As I write this on the 17th December, the Christmas spirit is amongst us and the rush is on to get those last presents. Typically bricks and mortar retailers say their busiest day of the year is the 23rd or 24th of December but for online retailers the peak is much earlier as people need to ensure enough time for delivery. The savvier online retailers know that they can use delivery dates to boost sales by reassuring customers delivery will be made in time.
A quick cross section of small to medium online retailers shows that they are losing themselves business by not considering the impact of displaying delivery dates on their products. We always advise our clients to deal upfront with “pain points” upfront, the pain points are the things that might put people off from buying. Typically these include delivery costs, delivery time and product quality. The biggest pain point for those shopping online at this time of year is whether if they purchase the product now, it will be there in time for Christmas. Online retailers not addressing this point are costing themselves a high proportion of business in December. Retailers need to be constantly telling their customers that the dates for delivery in time for Christmas are fast approaching through social media and through good ecommerce email marketing as a great way to remind people to make their purchases in time.
As you’d expect from the biggest online retailer, Amazon are very good at dealing with the issue of delivery date and what you’d need to do in order to guarantee delivery in time for Christmas day. This example shows when you can expect the item to be delivered with the different types of delivery. This helps give customers the extra incentive to make the purchase then and then to get the product as soon as possible.

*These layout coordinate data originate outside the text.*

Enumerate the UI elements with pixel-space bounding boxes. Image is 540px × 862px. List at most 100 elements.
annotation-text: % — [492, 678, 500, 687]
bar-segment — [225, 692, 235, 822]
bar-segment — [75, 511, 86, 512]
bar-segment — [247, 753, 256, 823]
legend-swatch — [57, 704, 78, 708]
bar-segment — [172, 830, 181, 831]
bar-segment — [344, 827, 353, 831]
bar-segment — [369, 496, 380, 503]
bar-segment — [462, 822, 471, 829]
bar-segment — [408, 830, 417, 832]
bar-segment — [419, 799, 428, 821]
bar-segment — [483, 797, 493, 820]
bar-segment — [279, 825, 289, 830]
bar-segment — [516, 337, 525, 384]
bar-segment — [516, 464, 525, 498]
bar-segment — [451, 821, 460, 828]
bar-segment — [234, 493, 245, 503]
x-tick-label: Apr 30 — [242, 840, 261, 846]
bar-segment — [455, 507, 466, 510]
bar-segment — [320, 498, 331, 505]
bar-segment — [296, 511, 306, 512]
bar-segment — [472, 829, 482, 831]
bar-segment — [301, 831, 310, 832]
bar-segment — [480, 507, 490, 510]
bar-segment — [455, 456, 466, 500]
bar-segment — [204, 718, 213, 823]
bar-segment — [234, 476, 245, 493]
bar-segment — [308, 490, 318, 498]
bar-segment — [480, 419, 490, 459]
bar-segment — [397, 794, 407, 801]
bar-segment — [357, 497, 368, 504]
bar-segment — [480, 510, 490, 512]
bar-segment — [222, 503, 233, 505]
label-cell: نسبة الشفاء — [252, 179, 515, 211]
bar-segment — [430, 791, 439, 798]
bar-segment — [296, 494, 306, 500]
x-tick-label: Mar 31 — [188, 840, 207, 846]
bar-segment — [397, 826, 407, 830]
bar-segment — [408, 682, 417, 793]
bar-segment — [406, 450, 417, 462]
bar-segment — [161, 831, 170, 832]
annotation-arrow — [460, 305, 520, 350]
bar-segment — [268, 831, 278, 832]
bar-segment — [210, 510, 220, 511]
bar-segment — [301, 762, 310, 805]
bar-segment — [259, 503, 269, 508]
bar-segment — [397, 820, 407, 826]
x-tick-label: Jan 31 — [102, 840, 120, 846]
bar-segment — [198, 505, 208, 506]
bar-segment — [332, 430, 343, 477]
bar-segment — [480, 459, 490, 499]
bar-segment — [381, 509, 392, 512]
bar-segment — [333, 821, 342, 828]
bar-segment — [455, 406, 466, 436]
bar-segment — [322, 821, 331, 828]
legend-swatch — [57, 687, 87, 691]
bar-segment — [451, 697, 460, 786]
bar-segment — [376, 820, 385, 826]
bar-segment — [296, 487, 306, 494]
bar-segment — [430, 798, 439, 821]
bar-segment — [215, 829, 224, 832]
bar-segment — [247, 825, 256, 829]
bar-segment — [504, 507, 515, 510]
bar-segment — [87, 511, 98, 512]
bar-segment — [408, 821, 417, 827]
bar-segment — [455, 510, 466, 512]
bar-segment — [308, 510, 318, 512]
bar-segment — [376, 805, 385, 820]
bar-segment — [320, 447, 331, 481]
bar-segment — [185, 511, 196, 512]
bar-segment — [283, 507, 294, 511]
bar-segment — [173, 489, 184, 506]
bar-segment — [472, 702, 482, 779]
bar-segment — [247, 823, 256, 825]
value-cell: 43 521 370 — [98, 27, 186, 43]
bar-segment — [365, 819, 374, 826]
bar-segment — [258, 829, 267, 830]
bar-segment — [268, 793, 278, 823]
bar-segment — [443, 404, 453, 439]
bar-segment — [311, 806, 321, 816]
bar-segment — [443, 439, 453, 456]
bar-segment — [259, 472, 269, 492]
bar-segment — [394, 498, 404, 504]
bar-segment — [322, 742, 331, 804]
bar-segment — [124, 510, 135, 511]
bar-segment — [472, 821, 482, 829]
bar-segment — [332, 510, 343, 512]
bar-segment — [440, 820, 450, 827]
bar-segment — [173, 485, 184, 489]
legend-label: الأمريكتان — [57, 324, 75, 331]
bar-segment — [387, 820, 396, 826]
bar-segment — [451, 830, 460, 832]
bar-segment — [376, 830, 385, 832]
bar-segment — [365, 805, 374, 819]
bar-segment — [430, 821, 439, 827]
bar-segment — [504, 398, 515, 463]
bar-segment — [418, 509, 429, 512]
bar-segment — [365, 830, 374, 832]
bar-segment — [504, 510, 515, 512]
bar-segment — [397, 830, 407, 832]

On the other end of the scale, I want to buy one of the super cool wallets from Suprgood. After adding the product to the cart, I was informed that the price “excludes tax and shipping” leaving me to guess what delivery costs and dates would be. Ideally it would recognise that I’m in the UK and give me information of maximum delivery cost to the UK, along with an estimated delivery date. I went through and found out that delivery only cost around £2 which is not exactly an impediment to purchase. Not displaying this information upfront could lead to me believe it would be much higher and quit the site without making the purchase.
A frequent hesitation for smaller companies promising delivery dates is that they are at the mercy of their delivery companies, and any missed promises usually reflect worse on the retailer than the courier company. However, a sensible buffer period and professionally written delivery information should be enough to mean they can provide the key information that their customers want to know in order to make a purchase from them and help them use delivery dates to boost sales.